Artist/Maker: Pasquale Romanelli
Artist/Maker Dates: 1812 - 1887
Place of Production: Italy
Date of Production: 1858
Materials: marble
Height: 103 cm., 153 cm.
Condition:
Condition notes: Lost an apple on a tree
Description
Pasquale Romanelli was born in Florence on May 28, 1812. When he was 15 years old, he entered the studio run by Master Sculptor Luigi Pampaloni and later moved to Lorenzo Bartolini’s studio in Borgo San Frediano. Lorenzo Bartolini was a teacher at the Accademia in 1837 and suggested to the young pupil to attend proper sculpture training at the Accademia of Belle Arti. Soon, he learned to sculpt in marble at such a high level that Bartolini himself did not need to finish his pieces if they had been carved by Pasquale.
In 1840, he got his studio at the San Barnaba Monastery (near the San Lorenzo church), and in these years, he already became involved in political life; sure enough, his subjects were connected to his political ideas of freedom and the independence of Italy. In 1850, Lorenzo Bartolini died. His heirs had to deal with several unfinished sculptures and sort out how to complete them without distorting either the original project or the master’s style. As Bartolini was very jealous of his “last touch,” the heirs chose Pasquale Romanelli to complete most of his works, as he was the only assistant who could match the master's ability. According to tradition, just to mention some of these works, the famous sculpture “La Fiducia in Dio,” now housed at the Hermitage Museum, was sculpted by Pasquale Romanelli from an original model by Bartolini, as well as the “Monumento Demidoff” placed in Piazza Demidoff in Florence. Till the end of his life, he worked on several commissions, including public monuments like the sculpture of Francesco Ferrucci (Portico degli Uffizi) and private ones, mostly sold abroad. He was a renowned portraitist, and according to tradition, luxury carriages used to stand for a long time in front of his studio, waiting for their owners (noblemen and wealthy people from Italy and Europe) posing for a portrait. He was also appointed to make the bust of Lorenzo Bartolini (1858), housed in Santa Croce Church in Florence. In 1868, he, too, was appointed Professor of Sculpture at the Academy of Fine Arts in Florence. Among his works, we remember The Sons of Mrs.
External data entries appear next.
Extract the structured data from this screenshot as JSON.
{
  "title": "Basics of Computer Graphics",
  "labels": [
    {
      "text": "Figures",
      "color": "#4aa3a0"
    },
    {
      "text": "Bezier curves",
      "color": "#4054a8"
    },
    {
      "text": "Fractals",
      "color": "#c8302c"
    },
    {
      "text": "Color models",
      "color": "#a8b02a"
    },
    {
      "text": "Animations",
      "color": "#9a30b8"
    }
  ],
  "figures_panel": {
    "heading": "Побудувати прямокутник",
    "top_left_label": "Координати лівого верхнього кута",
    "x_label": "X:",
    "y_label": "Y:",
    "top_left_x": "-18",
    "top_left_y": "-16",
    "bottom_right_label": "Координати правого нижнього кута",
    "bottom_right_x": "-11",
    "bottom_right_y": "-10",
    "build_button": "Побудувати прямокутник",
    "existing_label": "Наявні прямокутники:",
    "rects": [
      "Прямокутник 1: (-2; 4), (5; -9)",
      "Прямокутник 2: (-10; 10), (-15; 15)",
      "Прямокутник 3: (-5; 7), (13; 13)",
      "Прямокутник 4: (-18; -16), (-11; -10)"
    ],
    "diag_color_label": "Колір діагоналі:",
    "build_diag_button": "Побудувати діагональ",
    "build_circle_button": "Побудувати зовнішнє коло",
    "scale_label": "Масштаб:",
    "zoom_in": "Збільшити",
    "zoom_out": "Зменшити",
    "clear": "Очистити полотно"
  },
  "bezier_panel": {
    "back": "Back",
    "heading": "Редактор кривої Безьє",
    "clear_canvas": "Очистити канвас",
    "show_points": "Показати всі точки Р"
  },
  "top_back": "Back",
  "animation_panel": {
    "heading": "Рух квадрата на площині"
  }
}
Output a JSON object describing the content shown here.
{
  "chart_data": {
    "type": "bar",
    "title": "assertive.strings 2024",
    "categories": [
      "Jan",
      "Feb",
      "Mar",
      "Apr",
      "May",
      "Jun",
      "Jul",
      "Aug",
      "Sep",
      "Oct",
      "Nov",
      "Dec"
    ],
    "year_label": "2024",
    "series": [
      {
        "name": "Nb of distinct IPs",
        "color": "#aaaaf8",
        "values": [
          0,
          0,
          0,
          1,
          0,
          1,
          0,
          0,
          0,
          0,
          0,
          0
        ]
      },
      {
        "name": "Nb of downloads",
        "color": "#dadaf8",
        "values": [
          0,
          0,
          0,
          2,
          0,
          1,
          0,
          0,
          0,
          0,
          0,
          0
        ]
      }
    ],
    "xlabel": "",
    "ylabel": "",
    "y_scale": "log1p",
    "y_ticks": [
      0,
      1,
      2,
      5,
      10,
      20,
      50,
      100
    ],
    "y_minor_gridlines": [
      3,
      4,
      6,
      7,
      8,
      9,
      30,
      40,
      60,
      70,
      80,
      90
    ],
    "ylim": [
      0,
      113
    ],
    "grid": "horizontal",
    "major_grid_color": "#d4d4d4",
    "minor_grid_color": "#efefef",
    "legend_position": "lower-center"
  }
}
Whyte, the bust of King Vittorio Emanuele II, the portrait of Prince Albert (consort of Queen Victoria), the monument to Vittorio Fossombroni for Piazza di S. Francesco in Arezzo (1863), and the monument of Count Alessandro Masi for the Certosa of Ferrara (1864). For the Romantic genre, he produced Paolo and Francesca (1860), Ophelia, Joan of Arc, Ruth, Napoleon as a Child (presented at the Paris Universal Exposition of 1867), Benjamin Franklin as a Child, and The Boy Washington (bought by Prince Amedeo of Savoy), Bianca Cappello and Pietro Bonaventuri. He also made the portrait of Bartolini on his sepulchre in the church of Santa Croce. He worked almost until his death on February 11, 1887. His funeral monument in the Cemetery of the Porte Sante was the work of his son, Raffaello.
William Tell was a farmer and Swiss folk hero. He stands as a symbol of political freedom; there is a bronze statue of him in Uri, a mountain village that is the birthplace of modern Switzerland. As the country's founding father, Tell is both legend and legendary. As the story goes, in 1307, an agent of the Hapsburg duke of Austria placed a Hapsburg hat on a pole and ordered passersby to remove their caps. Tell refused and was then ordered to shoot an apple off his son's head with an arrow at 120 paces or else he and his son would both be killed. Tell obliged and succeeded in hitting the apple off his son's head in a single shot.
What happened next kicked off a revolution among the poor medieval inhabitants and led to an overthrow of capricious foreign rule. The agent asked Tell why he had a second arrow in his jacket, to which Tell replied, "If the first arrow had killed my son, I would have shot the second at you, and I would not have missed."